No quiero caer en la nostalgia solipsista, pero seamos claros: no es lo mismo crecer pidiéndole a tus padres poloflanes que yogures helados con varios toppings. Uno te acostumbra a ver la vida sin esperar sorpresas, a que lo bueno es lo que te gusta aunque sea barato; el otro te incita a pensar que a lo que odias hay que echarle algo para que te convenza -porque solo no te comes ni una cucharada-, tiene ínfulas de gourmet, sus propios locales de venta, su mundo de yupi y sus tonterías. “El Señor dirige en la justicia a los humildes, y les enseña su camino”, se lee en la Biblia. Ahí estaremos, junto a Dios, los que tomamos en su día el sendero llano y modesto: el de los poloflashes.
¿A quién le debemos este alimento divino?
Al igual que Douglas Engelbart, inventor del ratón del ordenador, o Alfred Fielding y Marc Chavannes, del plástico de burbujas, José Nortes también creó algo revolucionario aunque su nombre no nos suene. Este empresario de origen murciano fundó a principios de los setenta en Lora del Río (Sevilla) la marca Flaggolosina, “pionera en la fabricación y venta de ‘la golosina helado’”, tal y como explica la historiadora gastronómica Ana Vega Biscayenne en este artículo.

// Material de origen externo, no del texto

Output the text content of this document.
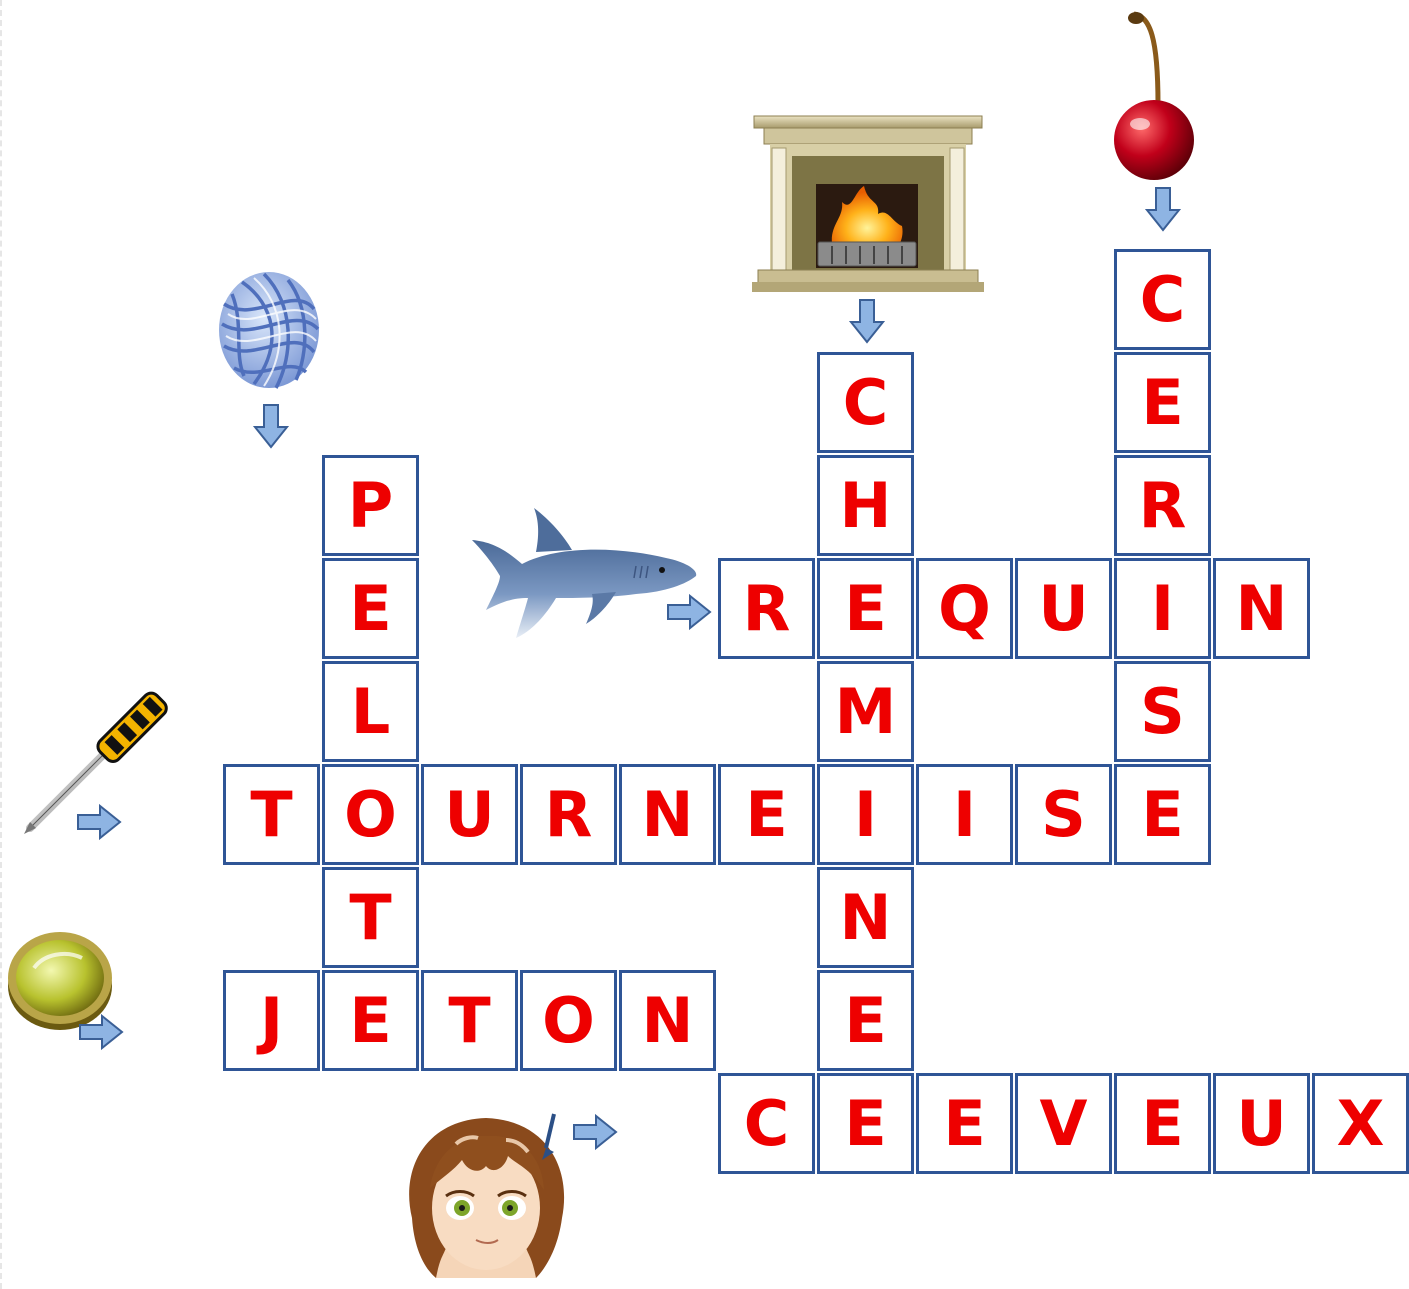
P
E
L
O
T
E
C
H
E
M
I
N
E
E
C
E
R
I
S
E
R	Q U	N
T	U R N E	I	S
J	T O N
C	E V E U X
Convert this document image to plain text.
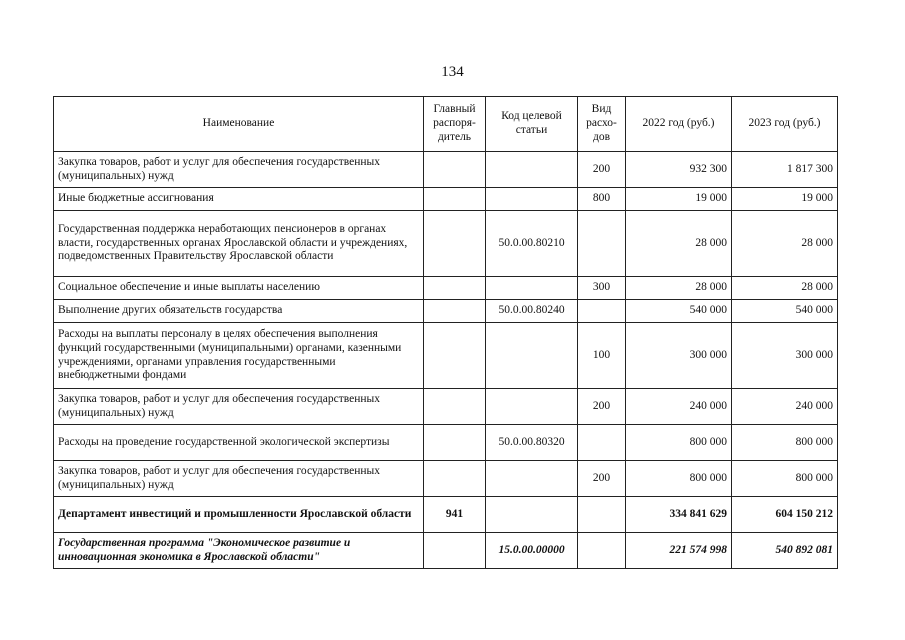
134
Наименование	Главный распоря-дитель	Код целевой статьи	Вид расхо-дов	2022 год (руб.)	2023 год (руб.)
Закупка товаров, работ и услуг для обеспечения государственных (муниципальных) нужд			200	932 300	1 817 300
Иные бюджетные ассигнования			800	19 000	19 000
Государственная поддержка неработающих пенсионеров в органах власти, государственных органах Ярославской области и учреждениях, подведомственных Правительству Ярославской области		50.0.00.80210		28 000	28 000
Социальное обеспечение и иные выплаты населению			300	28 000	28 000
Выполнение других обязательств государства		50.0.00.80240		540 000	540 000
Расходы на выплаты персоналу в целях обеспечения выполнения функций государственными (муниципальными) органами, казенными учреждениями, органами управления государственными внебюджетными фондами			100	300 000	300 000
Закупка товаров, работ и услуг для обеспечения государственных (муниципальных) нужд			200	240 000	240 000
Расходы на проведение государственной экологической экспертизы		50.0.00.80320		800 000	800 000
Закупка товаров, работ и услуг для обеспечения государственных (муниципальных) нужд			200	800 000	800 000
Департамент инвестиций и промышленности Ярославской области	941			334 841 629	604 150 212
Государственная программа "Экономическое развитие и инновационная экономика в Ярославской области"		15.0.00.00000		221 574 998	540 892 081
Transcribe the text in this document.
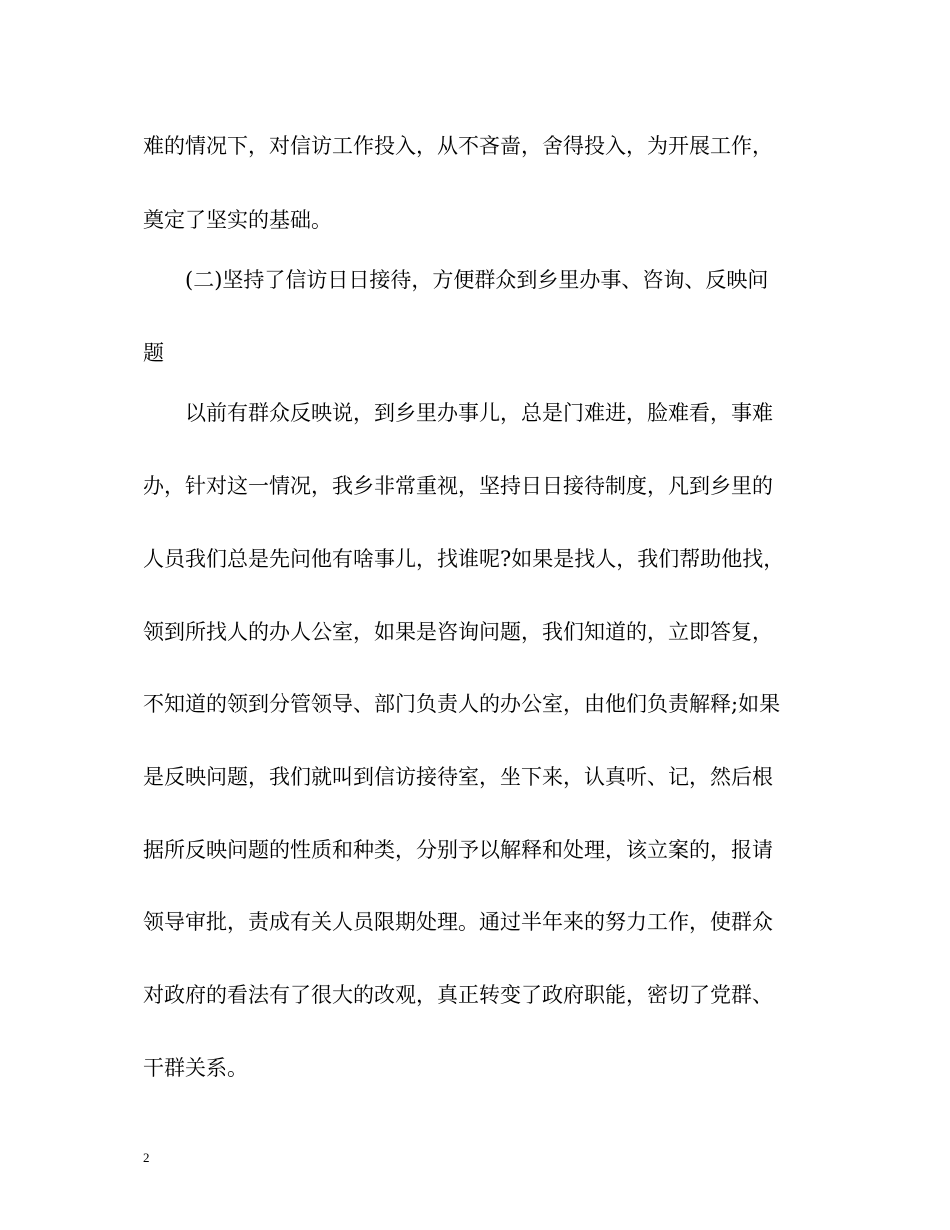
难的情况下，对信访工作投入，从不吝啬，舍得投入，为开展工作，
奠定了坚实的基础。
(二)坚持了信访日日接待，方便群众到乡里办事、咨询、反映问
题
以前有群众反映说，到乡里办事儿，总是门难进，脸难看，事难
办，针对这一情况，我乡非常重视，坚持日日接待制度，凡到乡里的
人员我们总是先问他有啥事儿，找谁呢?如果是找人，我们帮助他找，
领到所找人的办人公室，如果是咨询问题，我们知道的，立即答复，
不知道的领到分管领导、部门负责人的办公室，由他们负责解释;如果
是反映问题，我们就叫到信访接待室，坐下来，认真听、记，然后根
据所反映问题的性质和种类，分别予以解释和处理，该立案的，报请
领导审批，责成有关人员限期处理。通过半年来的努力工作，使群众
对政府的看法有了很大的改观，真正转变了政府职能，密切了党群、
干群关系。
2
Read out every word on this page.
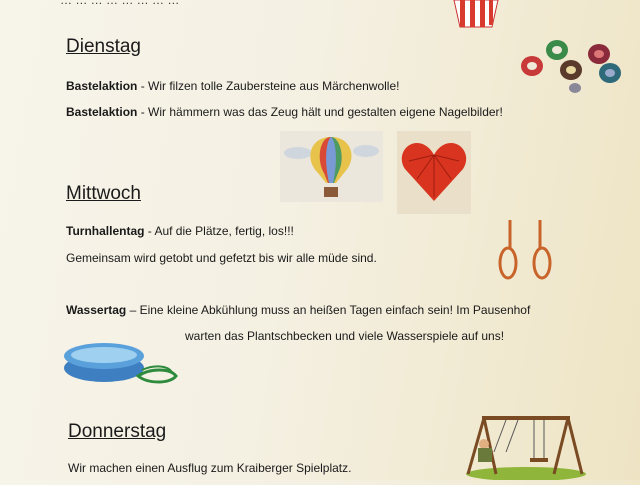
… … … … … … … …
Dienstag
Bastelaktion - Wir filzen tolle Zaubersteine aus Märchenwolle!
Bastelaktion - Wir hämmern was das Zeug hält und gestalten eigene Nagelbilder!
Mittwoch
Turnhallentag - Auf die Plätze, fertig, los!!!
Gemeinsam wird getobt und gefetzt bis wir alle müde sind.
Wassertag – Eine kleine Abkühlung muss an heißen Tagen einfach sein! Im Pausenhof
warten das Plantschbecken und viele Wasserspiele auf uns!
Donnerstag
Wir machen einen Ausflug zum Kraiberger Spielplatz.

Nortes se dedicaba a comercializar pimentón e infusiones, pero quiso Dios que un bendito día se le ocurriera desarrollar estos polos basándose en un invento estadounidense anterior. Aquello fue un auténtico pelotazo, y muchos chiquillos se aficionaron a chupar los hielos de sabores que José fabricaba en el citado pueblo sevillano. Poco después, Emilio Burgueño Martín creó en Talarrubias, en la Siberia extremeña, Burmar Flax, la otra gran marca de poloflanes de la época. Como Flaggolosina, esta empresa pacense fue un éxito, porque la cantidad de críos bajos de azúcar y muertos de calor sería muy grande en aquellos tiempos, imagino.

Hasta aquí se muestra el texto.